İyi olurdu şayet ölüler zamanemizin zamanının ve insanlarının hareketini ve değişimini görebilselerdi. Ben henüz anlamış değilim; acaba bu Furuğ’un ölümü müydü bizim edebi düşünülerimizin düşüncelerini onun hakkında bu denli değiştiren yoksa bu bazılarının alışkanlığı mıdır ki iyi eleştirilerini sanatçının ölümünden sonra gösterime çıkarıyorlar? Bir sanatçının hayatı ve yaşantısı taviz verilmeyecek ve göz ardı edilmeyecek bir meseledir.

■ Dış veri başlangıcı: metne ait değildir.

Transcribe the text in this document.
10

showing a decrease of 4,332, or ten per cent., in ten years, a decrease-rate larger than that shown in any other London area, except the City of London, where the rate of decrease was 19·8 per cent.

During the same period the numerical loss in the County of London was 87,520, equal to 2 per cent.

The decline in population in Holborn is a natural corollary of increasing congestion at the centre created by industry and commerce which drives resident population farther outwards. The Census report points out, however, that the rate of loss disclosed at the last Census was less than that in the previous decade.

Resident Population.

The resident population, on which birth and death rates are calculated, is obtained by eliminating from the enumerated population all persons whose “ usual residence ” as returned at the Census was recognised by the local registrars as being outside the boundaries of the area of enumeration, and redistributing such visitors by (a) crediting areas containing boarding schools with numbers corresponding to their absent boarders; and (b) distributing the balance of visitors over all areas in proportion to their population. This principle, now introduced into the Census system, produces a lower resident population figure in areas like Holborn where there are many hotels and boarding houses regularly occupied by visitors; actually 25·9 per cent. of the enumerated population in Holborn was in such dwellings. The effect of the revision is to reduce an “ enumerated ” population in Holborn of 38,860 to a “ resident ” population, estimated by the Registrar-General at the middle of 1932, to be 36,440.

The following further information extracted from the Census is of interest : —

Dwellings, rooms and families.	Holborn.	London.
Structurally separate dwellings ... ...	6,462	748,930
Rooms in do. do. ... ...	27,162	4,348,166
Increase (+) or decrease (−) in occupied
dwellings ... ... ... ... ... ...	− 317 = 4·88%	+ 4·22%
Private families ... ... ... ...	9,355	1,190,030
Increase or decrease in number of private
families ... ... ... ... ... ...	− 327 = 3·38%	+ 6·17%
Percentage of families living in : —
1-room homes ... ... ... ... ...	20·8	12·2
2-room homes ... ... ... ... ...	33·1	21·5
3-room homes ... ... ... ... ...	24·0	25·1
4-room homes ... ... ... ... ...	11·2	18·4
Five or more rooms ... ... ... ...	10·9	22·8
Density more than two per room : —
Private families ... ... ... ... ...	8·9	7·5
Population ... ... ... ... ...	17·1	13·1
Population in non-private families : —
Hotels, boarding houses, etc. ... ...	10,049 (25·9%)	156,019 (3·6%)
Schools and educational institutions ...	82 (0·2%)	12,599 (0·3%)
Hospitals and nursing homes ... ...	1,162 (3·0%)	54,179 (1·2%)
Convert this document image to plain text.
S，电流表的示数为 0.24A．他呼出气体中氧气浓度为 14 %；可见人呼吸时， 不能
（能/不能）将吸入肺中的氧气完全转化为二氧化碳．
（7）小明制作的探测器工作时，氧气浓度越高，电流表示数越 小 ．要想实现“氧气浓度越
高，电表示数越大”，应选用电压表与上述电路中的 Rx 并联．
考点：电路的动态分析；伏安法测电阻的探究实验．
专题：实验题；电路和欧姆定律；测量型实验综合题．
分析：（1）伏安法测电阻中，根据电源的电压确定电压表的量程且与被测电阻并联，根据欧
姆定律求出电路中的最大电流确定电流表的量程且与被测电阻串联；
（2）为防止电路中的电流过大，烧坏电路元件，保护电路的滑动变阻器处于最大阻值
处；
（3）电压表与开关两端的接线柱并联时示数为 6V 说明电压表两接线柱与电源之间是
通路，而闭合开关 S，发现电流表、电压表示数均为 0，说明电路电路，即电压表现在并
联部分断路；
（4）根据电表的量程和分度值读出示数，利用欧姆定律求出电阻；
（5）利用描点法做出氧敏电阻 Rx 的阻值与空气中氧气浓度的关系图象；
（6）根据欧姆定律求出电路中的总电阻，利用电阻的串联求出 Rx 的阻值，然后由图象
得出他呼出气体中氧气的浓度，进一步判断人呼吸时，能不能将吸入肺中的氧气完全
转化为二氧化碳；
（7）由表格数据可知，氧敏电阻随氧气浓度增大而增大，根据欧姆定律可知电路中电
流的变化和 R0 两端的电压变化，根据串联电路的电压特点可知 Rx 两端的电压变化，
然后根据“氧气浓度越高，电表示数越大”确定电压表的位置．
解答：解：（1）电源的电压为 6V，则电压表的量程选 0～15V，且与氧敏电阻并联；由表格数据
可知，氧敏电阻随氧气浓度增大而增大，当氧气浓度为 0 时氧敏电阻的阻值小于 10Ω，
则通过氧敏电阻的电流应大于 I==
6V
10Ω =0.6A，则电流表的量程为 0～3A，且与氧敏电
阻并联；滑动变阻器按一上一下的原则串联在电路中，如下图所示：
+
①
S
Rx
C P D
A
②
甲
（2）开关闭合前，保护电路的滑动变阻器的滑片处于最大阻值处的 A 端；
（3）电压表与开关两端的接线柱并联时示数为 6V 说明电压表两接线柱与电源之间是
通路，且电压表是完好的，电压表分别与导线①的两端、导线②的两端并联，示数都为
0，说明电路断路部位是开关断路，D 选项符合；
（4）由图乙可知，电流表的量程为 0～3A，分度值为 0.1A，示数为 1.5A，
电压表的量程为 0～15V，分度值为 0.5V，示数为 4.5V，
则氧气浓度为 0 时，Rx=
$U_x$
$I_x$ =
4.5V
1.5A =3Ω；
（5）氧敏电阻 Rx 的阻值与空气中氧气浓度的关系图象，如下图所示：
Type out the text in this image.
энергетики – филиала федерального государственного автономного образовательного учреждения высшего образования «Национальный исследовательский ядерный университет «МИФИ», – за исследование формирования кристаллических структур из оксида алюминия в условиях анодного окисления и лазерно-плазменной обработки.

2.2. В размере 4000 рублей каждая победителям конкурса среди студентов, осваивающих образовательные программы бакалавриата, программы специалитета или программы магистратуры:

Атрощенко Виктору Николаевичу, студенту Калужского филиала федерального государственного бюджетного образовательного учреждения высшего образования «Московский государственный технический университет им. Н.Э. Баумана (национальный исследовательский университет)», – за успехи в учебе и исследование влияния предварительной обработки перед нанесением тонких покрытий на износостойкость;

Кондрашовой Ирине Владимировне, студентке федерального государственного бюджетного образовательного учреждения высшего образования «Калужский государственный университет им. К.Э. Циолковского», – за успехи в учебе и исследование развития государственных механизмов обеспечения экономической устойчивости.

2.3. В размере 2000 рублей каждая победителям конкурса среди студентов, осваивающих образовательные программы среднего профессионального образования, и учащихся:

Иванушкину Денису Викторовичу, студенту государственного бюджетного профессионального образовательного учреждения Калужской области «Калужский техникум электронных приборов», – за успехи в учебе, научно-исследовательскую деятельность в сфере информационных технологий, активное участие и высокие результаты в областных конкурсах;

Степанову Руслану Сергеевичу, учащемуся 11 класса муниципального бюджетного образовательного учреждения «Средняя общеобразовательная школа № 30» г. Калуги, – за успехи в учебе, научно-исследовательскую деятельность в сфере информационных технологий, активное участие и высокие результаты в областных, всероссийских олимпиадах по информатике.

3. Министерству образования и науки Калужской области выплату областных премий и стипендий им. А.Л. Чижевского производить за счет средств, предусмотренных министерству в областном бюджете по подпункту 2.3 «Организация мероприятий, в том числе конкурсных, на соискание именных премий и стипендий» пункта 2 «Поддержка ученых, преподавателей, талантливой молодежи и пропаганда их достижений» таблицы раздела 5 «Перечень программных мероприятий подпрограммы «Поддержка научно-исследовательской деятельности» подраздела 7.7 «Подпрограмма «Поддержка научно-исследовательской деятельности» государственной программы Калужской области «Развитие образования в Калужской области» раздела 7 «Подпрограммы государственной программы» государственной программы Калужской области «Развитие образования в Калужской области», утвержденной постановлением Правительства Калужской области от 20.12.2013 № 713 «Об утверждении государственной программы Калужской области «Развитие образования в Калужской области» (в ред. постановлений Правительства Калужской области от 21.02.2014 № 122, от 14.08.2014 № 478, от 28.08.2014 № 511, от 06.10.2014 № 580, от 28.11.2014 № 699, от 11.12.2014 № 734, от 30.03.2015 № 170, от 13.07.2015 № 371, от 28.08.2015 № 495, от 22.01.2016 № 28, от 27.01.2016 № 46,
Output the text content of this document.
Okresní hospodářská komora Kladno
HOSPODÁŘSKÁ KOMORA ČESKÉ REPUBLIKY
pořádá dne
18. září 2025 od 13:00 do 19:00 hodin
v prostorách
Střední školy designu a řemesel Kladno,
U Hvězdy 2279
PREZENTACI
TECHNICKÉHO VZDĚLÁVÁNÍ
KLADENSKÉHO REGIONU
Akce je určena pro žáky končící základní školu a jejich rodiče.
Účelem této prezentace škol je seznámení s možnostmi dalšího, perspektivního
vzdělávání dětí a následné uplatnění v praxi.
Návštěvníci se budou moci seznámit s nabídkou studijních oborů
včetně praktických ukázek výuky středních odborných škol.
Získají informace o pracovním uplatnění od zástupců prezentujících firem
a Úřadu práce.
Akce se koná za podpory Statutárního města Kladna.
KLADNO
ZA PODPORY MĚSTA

Furuğ gerçek bir dervişti. Gerçek bir insandı. Furuğ’un şiirsel evrimi her şeyden önce Furuğ’da oluşan insani bir gelişimin sonucuydu. “Ben asla birilerine kötülük yapmadım.” Bu Furuğ’un cümlesidir. Bazen bunu bir mektubunda yazardı. Bazen de hıçkırarak ağladığında onu dillendirirdi: “Feridun sakin olmaya çalış yani sev! Yani aşk! Hisset, dokun ve onun hatırı için doğru ve dürüst ol, sevgiyi sevgi için iste.” Ve söz tenden, bedenden değildi. Furuğ asla, hatırladığım kadarıyla, haksız yere “aşk” olarak adlandırılan ve bizim bazı sözüm ona sanat eleştirmenlerimizin de kastettikleri bir aşktan söz etmedi. Furuğ’un sözünü ettiği aşk arifane ve temizdi. O on altı yıl asla görmediği oğluna aşıktı ve yıllarca bir zamanlar onun eşi olan ve ona oğlunu görme izni vermeyerek onun hakkında en büyük haksızlığı yapan bir adamdan saygıyla söz ederdi.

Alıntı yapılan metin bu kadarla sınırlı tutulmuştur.